First we have Untamed Youth although, as was typical of movies in this genre, the youth seem awfully old. This features Mamie Van Doren and Lori Nelson as sisters on their way to Hollywood, when they get arrested and forced to work on a crooked farm alongside other “teens”. There are peppy songs like “Salamander” and “Oobala Baby”, a requisite cat fight, and Van Doren finding ample time to show her ample talents in undies or tight sweaters. As a show from MST3K’s first season, the quips don’t come as often as in their later shows, but this is still a funny episode, and you can tell the cast relished riffing a movie different from the sci-fi/horror ones they usually tackled. Extras on this disc are a theatrical trailer for the movie, a new introduction by Joel Hodgson, a current interview with Van Doren, and a discussion with Hodgson about his one man show Riffing Myself.
Next is Hercules and the Captive Women, an Italian Hercules film featuring Reg Park as the titular character battling the queen of Atlantis and her cronies. Oddly enough, I only remember seeing one captive woman, although it was the queen’s daughter so I guess she gets extra points for that. This episode was notable for featuring one of the few times that the character of Gypsy entered the theater and watched the movie for a while (although she doesn’t last long before she realizes the movie isn’t very good and leaves). This disc also includes a new intro by Hodgson (who explains that Gypsy’s inclusion was due to the first of the movie basically being exposition that really had nothing to do with anything else, so it gave them something to do until that passed). Shout! Factory also spotlights their resident cover artist with the featurette MST3K Artist in Residence: Steve Vance, where he discusses the steps involved in putting these wonderful covers together. I’ve enjoyed the imagination involved in making these covers (which is why I make a point of showing them when I review these sets.) You also get a chance to look at the other covers he’s done for the various sets.

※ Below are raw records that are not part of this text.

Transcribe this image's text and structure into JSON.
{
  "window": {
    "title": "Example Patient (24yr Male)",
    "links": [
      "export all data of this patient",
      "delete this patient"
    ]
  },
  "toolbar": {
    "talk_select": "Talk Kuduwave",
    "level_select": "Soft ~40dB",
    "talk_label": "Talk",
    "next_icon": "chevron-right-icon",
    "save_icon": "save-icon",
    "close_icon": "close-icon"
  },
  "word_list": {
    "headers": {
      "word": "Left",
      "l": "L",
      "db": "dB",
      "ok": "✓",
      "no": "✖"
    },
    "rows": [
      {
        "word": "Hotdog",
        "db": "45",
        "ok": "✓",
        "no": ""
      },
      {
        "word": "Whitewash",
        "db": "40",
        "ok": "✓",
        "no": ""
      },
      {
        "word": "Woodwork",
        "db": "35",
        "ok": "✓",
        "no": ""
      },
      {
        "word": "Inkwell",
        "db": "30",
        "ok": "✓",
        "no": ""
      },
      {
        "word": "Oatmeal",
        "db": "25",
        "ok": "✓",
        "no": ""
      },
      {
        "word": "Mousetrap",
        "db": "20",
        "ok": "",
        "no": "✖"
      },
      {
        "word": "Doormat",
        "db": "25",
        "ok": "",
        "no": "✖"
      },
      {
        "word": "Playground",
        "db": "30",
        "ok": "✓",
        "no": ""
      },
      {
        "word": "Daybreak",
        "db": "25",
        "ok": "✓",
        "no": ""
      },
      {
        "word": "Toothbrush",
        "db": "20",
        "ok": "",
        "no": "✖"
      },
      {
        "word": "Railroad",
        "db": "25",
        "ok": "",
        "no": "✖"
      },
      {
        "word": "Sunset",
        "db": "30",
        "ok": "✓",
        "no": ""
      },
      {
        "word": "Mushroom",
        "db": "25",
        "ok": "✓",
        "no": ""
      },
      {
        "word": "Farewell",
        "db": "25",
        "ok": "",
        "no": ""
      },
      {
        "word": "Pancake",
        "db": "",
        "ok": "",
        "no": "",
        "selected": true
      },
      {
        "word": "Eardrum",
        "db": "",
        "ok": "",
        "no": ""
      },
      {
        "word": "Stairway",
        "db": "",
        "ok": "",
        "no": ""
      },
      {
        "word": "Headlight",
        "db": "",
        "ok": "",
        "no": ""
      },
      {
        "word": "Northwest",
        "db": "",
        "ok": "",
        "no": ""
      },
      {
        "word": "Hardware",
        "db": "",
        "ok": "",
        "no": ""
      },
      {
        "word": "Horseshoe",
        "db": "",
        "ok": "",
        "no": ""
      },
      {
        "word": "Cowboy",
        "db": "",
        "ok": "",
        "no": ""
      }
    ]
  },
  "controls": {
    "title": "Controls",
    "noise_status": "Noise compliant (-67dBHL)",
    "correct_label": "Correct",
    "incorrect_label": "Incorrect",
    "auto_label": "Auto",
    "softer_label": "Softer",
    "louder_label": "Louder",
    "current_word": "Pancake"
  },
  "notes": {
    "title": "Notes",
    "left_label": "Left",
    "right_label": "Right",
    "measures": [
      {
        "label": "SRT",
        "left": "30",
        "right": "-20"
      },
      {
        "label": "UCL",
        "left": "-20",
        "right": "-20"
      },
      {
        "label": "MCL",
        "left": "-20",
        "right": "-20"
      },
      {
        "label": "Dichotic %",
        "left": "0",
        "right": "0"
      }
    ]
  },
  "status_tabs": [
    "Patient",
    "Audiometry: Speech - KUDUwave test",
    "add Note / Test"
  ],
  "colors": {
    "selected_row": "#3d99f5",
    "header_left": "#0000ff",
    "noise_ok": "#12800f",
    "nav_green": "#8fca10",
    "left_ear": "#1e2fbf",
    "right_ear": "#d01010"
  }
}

Then there’s The Thing That Couldn’t Die, a movie that has a young woman finding a disembodied head, who then hypnotizes her in an attempt to reunite with its long lost body. Also included are the movie’s theatrical trailer and an interesting featurette called “The Movie That Wouldn’t Die”, which discusses the making of the film. Shorts like this are one of my favorite features in these sets, because you can learn a lot about what goes into making these interesting low-budget movies. (And where else could you hear about the making of The Thing That Couldn’t Die?)
Finally we have The Pumaman which, as mentioned above, was one of the most requested episodes of the series. It’s a very odd movie that starts with a big guy throwing seemingly random people out windows, in order to find the man who should inherit the power of the Pumaman. When he finds the right one (a guy named Tony Farms), he gives him an Incan belt that changes Farms into the Pumaman. You can tell he’s the Pumaman because, along with the aforementioned belt, he wears a sweatshirt with the Incan symbol on it, slacks, boots, and a cape that doubles as a kicky little poncho when he’s in his civilian identity. However, this does give him the power to fly (VERY badly) and transport himself through walls. You know, just like pumas can do. The highlight of the film is Donald Pleasance as the villainous Kobras, and if you look hard enough, you can see Pleasance’s chew marks on the scenery. Included is Much Ado about Nanites (a short about the microscopic residents on the Satellite of Love), a new interview with the film’s star William G. Alton, Jr. and, something I wish Shout! would do more often, the original un-MSTed version of this movie.
And as always, there are the great animated menus and mini-posters of the covers by Vance. This is another great collection of episodes of MST3K (and at the risk of overselling it, The Pumaman is almost worth the price of admission all by itself). And, while there’s not a release date yet, the 30th (!) boxset has been announced, and will contain The Black Scorpion, Outlaw (of Gor), The Projected Man, and It Lives by Night. Sounds like a tubular, boobular joyous set is on the way!